はじめての部屋にも関わらずすっかりくつろいでしまったわらわの言うことに耳を傾けてくれ、最後まで一生懸命話を聞いてくれたカンジの優しさが本当に嬉しく、久しぶりに胸にしまい込んでいた思いを吐き出すことが出来たように思える。
とりあえず自分が置かれている立場を話すと、カンジは頭をぼりぼり掻きながら、こういう時ファンタジー系の小説だったら~とかゲームだったらこうだろうあーだろう?なんてことを言ってたのだが、ふと考えるのを止めたようで、
「あの、目の前に置いたビスケット。美味しかったですか?」
なんて聞いてきた。
何気なく食べてしまっていたのだが、目の前のこれは美味だった。
最初、この茶色い物体の正体がわからなかったのだが、カンジが出してるものに危険なものはあるまいと口にしたところ、なんとも言えぬ甘さが口の中に広がり感動すら覚えたのだ。
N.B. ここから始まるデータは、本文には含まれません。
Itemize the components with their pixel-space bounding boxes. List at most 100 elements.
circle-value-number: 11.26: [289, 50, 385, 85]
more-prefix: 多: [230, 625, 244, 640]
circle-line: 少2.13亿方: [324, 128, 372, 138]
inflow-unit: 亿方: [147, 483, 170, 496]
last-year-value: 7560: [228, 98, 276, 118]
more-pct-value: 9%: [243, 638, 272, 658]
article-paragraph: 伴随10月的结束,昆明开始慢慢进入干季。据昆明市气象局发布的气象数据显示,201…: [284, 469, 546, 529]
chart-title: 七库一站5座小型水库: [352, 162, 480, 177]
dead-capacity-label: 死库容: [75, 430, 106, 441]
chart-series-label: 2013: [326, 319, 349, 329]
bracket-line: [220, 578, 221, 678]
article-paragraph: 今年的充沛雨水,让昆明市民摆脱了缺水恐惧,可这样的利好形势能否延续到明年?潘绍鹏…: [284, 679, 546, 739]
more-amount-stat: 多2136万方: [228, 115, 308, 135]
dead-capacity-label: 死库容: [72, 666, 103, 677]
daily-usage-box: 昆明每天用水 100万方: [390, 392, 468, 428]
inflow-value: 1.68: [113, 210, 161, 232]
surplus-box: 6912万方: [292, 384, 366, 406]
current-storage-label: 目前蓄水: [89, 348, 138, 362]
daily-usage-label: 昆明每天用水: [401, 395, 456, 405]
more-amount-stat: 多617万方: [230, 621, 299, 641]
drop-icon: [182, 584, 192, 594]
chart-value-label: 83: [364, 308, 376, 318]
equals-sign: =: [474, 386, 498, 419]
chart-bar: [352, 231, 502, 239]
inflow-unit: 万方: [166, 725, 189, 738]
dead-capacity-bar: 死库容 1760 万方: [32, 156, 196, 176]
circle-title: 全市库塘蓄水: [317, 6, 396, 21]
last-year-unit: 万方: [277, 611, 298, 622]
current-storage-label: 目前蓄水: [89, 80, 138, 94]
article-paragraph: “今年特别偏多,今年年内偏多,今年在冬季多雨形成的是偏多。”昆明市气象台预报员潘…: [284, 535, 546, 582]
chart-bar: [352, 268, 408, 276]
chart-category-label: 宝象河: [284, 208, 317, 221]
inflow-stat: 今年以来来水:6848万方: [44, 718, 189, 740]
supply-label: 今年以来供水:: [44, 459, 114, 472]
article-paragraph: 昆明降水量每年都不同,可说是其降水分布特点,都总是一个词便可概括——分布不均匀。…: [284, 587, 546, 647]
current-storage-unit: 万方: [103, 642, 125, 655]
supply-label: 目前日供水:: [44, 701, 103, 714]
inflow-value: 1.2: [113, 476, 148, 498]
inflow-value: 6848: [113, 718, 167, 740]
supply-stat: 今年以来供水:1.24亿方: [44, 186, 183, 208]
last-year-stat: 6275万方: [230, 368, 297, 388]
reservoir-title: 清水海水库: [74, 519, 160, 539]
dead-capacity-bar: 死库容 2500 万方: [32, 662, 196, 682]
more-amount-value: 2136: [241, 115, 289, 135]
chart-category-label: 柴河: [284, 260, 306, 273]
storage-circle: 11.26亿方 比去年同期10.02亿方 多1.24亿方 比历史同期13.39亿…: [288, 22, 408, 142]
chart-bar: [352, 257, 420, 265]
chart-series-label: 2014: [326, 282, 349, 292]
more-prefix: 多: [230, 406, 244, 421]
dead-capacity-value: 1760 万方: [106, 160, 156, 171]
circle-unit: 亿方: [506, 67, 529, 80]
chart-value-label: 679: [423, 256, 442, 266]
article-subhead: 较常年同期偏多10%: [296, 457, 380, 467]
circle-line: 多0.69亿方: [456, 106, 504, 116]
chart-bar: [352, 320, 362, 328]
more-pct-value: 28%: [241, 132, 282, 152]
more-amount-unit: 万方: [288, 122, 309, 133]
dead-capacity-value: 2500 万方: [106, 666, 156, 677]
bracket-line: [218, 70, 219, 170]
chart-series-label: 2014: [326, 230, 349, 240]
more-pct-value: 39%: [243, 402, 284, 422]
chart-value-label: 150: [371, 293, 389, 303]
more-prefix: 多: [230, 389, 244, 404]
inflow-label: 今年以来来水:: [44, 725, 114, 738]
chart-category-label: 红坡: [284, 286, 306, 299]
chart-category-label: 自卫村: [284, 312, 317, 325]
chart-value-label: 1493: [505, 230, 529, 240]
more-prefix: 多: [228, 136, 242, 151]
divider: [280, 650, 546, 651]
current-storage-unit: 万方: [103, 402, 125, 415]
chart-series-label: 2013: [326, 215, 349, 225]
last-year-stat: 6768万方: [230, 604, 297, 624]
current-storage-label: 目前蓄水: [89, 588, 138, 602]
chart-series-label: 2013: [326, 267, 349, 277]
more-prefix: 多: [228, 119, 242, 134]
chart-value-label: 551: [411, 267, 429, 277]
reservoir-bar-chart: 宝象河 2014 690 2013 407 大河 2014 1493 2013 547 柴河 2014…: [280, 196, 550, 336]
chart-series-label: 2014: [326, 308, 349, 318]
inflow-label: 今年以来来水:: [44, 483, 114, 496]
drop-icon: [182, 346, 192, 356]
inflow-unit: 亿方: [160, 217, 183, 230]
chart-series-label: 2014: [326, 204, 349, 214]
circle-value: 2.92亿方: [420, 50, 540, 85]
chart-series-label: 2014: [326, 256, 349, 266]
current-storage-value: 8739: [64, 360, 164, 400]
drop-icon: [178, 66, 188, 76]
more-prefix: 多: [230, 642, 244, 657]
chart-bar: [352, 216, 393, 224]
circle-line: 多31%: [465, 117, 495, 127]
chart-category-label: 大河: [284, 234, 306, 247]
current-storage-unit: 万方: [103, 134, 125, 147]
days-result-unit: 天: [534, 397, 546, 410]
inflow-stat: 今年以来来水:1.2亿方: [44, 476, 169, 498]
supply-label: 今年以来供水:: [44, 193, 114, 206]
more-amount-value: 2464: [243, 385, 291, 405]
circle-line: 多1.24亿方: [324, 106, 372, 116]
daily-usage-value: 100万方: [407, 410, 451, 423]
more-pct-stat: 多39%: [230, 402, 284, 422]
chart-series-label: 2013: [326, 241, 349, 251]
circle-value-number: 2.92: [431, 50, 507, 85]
それがビスケットというものだとは知らず、ところどころにあった黒い粒のようなものも合わさって、とても甘くておいしかったので、そのことを伝えると、異世界土産にこれでも持って行って、近くの村でも回ってみてはどうか?と提案された。
政治の駆け引きとかよくわからないけど、珍しいもの持って行って相手のご機嫌をとるのは何処の国も一緒だろうし、それが美味しいものだったら相手の覚えも良くなるだろうからやって損はないんじゃないか?とカンジは言うのだ。
ちょっと待っててと言い、バタンと戸を閉め外に出たカンジが30分後に大量のビスケットとやらを買ってきた事には驚いたが、思い立ったが吉日と言い張るカンジがなんとも可笑しく、久しぶりに大笑いしてしまった。
気が付いたらかなり時が経ってしまった事に気が付いたので、カンジに別れを言うと
「また会えませんか?」
と何やら真剣に言われてしまい戸惑ったが、わらわにもここはいこごちが良いのでぜひ来たいと言うと、何やら複雑な表情を浮かべはしたが笑顔でわらわを見送ってくれた。
さて、
何もしないよりかは何かしたほうが良い。
早速、周りの村でも回ってみるかのぅ。